If you could imagine the “perfect art day” for yourself, what would it be like?
My “perfect art day” would include waking up to a fresh pot of coffee, spending 1-2 hours answering emails, posting on social media accounts, filling out paperwork for shows/competitions, and 5-6 hours of painting. While many people wouldn’t want to do all of the administrative/marketing stuff, I truly know how important it is.

If you could spend 24 hours with one artist, living or historical, who would you want to spend the day with and why? What would the two of you do?
My artist hero is the very talented, Carol Carter. I was fortunate to spend a couple days with her in a workshop last year and she taught me so much. She creates incredible, vibrant watercolors. I admire her work so much and she’s the nicest, most down-to-earth person. I’d want to spend the day painting.

Do you have any tips or advice for aspiring artists?
I have two: paint daily and market your work.

Daily painting allows you to commit to your passion. You learn so much by constantly trying new things.

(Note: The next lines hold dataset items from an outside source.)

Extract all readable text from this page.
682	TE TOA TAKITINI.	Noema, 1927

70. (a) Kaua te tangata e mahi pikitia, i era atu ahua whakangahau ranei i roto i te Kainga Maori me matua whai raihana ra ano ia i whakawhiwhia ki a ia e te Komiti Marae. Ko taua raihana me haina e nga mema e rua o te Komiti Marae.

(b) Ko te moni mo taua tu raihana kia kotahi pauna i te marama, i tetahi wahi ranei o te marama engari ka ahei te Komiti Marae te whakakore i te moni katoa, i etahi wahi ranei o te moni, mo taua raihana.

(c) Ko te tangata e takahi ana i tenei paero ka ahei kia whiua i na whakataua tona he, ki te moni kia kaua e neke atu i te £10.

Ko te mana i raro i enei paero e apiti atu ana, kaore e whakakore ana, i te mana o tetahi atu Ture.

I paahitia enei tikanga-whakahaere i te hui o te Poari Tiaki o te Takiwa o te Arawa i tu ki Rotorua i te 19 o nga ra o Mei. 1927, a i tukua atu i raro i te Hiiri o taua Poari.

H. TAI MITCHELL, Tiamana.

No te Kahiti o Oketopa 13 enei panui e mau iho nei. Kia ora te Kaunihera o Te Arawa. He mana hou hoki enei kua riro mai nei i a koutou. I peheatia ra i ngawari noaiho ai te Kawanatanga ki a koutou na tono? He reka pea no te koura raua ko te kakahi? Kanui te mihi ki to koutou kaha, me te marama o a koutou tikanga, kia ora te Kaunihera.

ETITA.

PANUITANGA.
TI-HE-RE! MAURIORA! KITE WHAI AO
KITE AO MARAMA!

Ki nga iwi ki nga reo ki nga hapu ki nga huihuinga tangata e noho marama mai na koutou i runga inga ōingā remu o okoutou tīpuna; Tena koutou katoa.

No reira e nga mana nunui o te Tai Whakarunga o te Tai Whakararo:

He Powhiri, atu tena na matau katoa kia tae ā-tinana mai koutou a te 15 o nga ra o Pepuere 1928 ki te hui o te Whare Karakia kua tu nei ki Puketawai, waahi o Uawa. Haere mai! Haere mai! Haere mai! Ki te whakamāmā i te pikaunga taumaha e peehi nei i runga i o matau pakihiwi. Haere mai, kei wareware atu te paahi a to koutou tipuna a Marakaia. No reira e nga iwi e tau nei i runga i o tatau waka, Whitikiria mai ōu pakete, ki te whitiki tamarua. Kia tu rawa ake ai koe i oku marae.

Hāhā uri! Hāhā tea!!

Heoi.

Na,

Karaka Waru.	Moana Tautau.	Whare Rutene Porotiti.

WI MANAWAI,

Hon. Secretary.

I know most artists don’t like to market their own work, but it is so important to be aware of the business of making art and to build relationships with others. If you want to sell your work professionally, you have to constantly look for new ways to connect with people. This includes posting daily to social media, looking for new opportunities for your work to be seen, answering each and every email, and commenting on every post.